La vicenda pareva quindi destinata a rimanere insoluta quando nel 1999 venne arrestato Paolo Bellini, imputato di diversi furti e rapine. Bellini, nato nel 1953, aveva un passato di estremista nei gruppi emiliani di Avanguardia Nazionale, oltre che una serie di reati alle spalle, che lo avevano portato per anni in latitanza in Sudamerica (dal 1976) ed in prigione in Italia seppur con falso nome (venne incarcerato col nome di Roberto da Silva e come Luigi Lembo). In carcere Bellini era entrato in confidenza con Antonino Gioè, uno dei killer della Strage di Capaci, cosa che gli aveva consentito di operare informalmente come contatto tra le forze dell’ordine e la Mafia a partire dal 1993.
La confessione
Durante un ‘interrogatorio, Bellini confessò di avere compiuto lui l’omicidio di Campanile, ventiquattro anni prima. Bellini e Campanile erano stati commilitoni nel Fronte della Gioventù, che in seguito avevano abbandonato. Mentre Campanile era passato alla sinistra, Bellini era migrato verso organizzazioni più attive e “dure”.
Il giorno dell’omicidio Bellini aveva trovato Campanile per strada, mentre quest’ultimo effettuava l’autostop: Bellini lo aveva caricato con sé, l’aveva portato sul luogo del delitto e lì lo aveva freddato.
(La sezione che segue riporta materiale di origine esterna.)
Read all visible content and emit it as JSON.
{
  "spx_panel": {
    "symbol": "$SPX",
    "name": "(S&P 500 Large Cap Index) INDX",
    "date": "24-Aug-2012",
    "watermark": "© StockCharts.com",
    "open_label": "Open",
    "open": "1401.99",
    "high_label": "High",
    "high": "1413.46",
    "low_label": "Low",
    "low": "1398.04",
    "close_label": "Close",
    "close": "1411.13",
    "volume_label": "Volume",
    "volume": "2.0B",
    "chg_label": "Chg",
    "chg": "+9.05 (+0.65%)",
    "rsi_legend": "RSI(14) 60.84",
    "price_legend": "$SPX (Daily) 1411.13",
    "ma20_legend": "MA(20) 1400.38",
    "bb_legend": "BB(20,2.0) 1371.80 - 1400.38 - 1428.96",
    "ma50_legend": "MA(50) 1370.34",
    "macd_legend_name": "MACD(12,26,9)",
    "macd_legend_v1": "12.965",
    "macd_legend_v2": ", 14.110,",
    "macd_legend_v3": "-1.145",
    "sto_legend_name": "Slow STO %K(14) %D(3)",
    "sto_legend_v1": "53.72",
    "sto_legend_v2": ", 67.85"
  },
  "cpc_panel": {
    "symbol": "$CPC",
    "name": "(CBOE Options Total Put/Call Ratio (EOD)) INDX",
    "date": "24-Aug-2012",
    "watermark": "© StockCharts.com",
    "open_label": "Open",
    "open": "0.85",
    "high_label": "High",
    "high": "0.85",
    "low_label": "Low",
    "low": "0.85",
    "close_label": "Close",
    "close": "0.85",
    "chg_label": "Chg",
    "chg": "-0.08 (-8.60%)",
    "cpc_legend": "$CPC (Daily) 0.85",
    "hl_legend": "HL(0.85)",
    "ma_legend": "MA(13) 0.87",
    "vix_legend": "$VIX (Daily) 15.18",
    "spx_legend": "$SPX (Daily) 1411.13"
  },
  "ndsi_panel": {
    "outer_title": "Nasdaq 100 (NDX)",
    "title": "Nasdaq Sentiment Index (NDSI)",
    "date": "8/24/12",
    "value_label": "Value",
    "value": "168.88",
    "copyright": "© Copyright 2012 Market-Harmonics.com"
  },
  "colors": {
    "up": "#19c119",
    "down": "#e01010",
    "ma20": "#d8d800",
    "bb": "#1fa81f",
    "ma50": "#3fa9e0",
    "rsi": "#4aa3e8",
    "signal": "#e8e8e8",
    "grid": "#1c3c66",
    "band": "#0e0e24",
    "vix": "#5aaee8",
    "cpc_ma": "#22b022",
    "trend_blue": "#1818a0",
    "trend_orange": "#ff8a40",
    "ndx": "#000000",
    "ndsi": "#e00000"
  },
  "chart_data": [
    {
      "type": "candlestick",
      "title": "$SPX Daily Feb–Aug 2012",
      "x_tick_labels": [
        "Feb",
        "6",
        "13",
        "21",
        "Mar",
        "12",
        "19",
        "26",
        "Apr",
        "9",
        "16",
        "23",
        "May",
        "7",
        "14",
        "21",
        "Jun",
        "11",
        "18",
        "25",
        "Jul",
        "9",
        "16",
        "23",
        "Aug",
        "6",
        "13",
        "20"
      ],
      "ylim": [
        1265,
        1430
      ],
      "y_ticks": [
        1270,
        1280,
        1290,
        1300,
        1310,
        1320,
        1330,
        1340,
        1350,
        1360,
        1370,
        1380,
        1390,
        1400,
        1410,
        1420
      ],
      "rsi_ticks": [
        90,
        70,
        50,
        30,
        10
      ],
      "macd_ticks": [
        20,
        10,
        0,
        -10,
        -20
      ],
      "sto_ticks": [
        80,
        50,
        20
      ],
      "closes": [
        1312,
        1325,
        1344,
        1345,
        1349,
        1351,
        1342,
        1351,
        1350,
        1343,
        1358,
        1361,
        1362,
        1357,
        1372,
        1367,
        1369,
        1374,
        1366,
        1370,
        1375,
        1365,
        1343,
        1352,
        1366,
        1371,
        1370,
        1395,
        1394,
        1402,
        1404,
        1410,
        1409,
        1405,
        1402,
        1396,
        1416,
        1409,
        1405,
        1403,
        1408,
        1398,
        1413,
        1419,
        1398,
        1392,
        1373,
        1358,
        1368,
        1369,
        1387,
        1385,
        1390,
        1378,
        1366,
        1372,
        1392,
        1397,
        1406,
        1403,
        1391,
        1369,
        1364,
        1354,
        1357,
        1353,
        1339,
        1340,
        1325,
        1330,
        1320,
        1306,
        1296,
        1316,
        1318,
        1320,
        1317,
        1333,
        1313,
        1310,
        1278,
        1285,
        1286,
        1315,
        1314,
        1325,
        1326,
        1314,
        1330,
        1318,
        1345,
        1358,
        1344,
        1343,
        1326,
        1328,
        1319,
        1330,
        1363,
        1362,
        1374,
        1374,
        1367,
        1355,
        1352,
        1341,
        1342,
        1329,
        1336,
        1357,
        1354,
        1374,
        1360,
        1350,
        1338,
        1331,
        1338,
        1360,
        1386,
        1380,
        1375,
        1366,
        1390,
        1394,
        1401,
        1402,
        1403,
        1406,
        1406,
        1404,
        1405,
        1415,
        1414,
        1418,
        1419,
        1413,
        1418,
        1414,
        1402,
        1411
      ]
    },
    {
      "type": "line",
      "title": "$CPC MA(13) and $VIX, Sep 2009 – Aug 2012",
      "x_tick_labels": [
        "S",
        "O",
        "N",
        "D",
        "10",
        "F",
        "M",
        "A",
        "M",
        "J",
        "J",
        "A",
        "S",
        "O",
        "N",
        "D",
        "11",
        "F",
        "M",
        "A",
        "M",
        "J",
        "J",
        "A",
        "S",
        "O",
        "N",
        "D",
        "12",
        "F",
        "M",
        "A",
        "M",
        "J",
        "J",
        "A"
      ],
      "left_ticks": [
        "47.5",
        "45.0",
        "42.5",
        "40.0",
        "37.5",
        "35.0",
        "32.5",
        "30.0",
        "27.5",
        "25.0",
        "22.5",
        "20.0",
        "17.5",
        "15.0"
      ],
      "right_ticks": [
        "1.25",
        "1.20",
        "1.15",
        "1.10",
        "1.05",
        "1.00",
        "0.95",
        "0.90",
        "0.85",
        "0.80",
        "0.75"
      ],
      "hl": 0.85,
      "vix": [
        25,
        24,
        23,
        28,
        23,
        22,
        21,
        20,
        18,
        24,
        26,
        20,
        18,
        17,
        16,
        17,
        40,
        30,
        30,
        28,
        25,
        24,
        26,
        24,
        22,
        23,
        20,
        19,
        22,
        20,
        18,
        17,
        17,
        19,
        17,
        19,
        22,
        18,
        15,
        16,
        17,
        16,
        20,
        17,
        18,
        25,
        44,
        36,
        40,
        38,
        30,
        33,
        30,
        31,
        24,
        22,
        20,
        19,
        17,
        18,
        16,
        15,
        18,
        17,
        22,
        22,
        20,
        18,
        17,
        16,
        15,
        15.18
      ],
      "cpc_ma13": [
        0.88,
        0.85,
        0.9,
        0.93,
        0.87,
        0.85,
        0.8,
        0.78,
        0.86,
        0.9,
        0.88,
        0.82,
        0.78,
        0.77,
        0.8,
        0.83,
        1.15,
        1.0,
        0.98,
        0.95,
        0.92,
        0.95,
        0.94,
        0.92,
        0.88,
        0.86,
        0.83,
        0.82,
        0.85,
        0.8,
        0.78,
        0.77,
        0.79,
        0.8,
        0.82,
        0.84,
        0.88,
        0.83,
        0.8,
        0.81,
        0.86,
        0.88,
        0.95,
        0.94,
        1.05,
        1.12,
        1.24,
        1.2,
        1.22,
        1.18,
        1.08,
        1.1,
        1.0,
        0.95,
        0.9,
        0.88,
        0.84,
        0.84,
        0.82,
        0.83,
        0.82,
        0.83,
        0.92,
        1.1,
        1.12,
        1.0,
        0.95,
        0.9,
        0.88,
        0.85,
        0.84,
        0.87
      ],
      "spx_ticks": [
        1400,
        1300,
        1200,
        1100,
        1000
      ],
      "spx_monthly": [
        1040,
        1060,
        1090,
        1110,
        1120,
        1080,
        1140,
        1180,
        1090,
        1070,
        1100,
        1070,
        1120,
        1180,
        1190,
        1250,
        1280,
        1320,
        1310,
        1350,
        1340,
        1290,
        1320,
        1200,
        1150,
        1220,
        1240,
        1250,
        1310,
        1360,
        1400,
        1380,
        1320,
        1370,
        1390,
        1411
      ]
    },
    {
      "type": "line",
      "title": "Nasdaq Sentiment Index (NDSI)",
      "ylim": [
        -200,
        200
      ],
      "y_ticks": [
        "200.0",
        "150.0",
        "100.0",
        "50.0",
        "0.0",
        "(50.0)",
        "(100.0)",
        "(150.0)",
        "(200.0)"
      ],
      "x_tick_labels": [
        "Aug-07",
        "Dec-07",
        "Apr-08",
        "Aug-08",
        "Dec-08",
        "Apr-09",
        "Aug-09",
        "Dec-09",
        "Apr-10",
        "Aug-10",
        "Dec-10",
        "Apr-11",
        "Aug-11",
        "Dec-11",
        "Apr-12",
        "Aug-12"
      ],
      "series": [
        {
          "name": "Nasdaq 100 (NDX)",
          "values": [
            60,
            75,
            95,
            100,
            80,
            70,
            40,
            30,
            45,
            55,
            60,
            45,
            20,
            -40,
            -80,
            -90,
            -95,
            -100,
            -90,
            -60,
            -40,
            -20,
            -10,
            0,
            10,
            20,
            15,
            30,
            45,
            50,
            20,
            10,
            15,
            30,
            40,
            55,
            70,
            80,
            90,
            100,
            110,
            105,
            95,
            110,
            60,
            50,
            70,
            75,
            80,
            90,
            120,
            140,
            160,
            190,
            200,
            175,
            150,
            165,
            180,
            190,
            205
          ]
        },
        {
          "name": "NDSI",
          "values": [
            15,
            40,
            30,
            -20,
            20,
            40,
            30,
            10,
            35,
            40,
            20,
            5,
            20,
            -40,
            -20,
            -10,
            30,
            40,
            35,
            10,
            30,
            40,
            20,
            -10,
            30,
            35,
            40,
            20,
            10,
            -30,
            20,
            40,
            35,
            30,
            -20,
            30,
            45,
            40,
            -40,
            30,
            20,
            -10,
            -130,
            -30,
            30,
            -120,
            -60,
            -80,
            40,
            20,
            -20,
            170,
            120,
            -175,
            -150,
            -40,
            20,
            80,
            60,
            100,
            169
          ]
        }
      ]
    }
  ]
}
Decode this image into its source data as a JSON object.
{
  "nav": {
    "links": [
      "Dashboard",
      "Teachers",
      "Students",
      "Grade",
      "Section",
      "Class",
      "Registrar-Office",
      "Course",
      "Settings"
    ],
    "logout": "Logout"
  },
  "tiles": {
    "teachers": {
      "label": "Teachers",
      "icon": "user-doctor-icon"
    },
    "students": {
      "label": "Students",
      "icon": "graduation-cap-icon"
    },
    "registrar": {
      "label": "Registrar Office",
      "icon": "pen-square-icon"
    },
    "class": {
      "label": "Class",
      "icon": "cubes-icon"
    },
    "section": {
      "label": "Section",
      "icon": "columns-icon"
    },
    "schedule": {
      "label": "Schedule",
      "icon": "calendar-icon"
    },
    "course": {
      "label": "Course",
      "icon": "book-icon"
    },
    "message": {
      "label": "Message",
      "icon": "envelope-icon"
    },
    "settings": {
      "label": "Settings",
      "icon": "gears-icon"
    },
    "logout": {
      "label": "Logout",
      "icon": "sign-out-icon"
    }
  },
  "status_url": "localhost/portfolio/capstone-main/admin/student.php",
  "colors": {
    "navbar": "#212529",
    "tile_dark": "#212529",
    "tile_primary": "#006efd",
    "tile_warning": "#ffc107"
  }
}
In auto con Bellini vi sarebbe stato un altro esponente della destra locale, Roberto Leoni, leader della sede di Avanguardia Nazionale di Reggio Emilia e accusato da Bellini di aver sparato anch’egli un colpo a Campanile. L’omicidio sarebbe stato commissionato da un altro leader di Avanguardia Nazionale, Giulio Ennio Firomini, che avrebbe anche fornito l’arma del delitto grazie alla complicità di una coppia di Parma. La coppia parmigiana è stata poi scagionata da tutte le accuse. Dall’inchiesta istruita a Reggio Emilia dal Pubblico Ministero Italo Materia emerse quindi che Campanile fu ucciso da parte di militanti neofascisti per vendicarsi del “tradimento” e del passaggio all’organizzazione avversaria. La sentenza definitiva è stata emessa il 30 ottobre 2007 condannando Bellini a 22 anni di carcere.
Così Davide Steccanella, l’autore di Gli Anni della lotta armata, oggi sulla sua pagina facebook. Al caso Campanile ho dedicato molte pagine di Fascinazione, a partire da un’intervista di Pino Casamassima a Mario Tuti, che collegava il delitto a una pista rossa sull’Italicus. Si scatenò un putiferio, che era in fondo quello che andavo cercando … Se la cosa vi interessa potete leggere qui l’intera discussione con i numerosi articoli e commenti…
Bellini e la strage di Bologna
Quella di Davide è una buona sintesi, ma mancano due pezzi importanti:
1. Lotta Continua polemizza sempre con il padre ma a un certo punto accredita la pista rossa, collegandola al ruolo di supporto di due compagni reggiani nel riciclaggio dei soldi del sequestro Saronio organizzato da Fioroni e ci fa una campagna di stampa terribile contro l’Autonomia
2. Bellini è considerato il suggeritore della campagna stragista mafiosa del 93, con gli attentati ai monumenti.
Fin qui il post pubblicato due anni fa. E tocca aggiungere un altro pezzo ancora. Importantissimo. Perché oggi Paolo Bellini è il principale indiziato nel nuovo processo per la strage di Bologna. La ex moglie lo ha riconosciuto nel fermo immagine di un video che ne fisserebbe la presenza in stazione la mattina del 2 agosto 1980, Così per Bellini – già coinvolto nella prima inchiesta – è scattata la richiesta della procura per il rinvio a giudizio. L’accusa è di concorso in strage.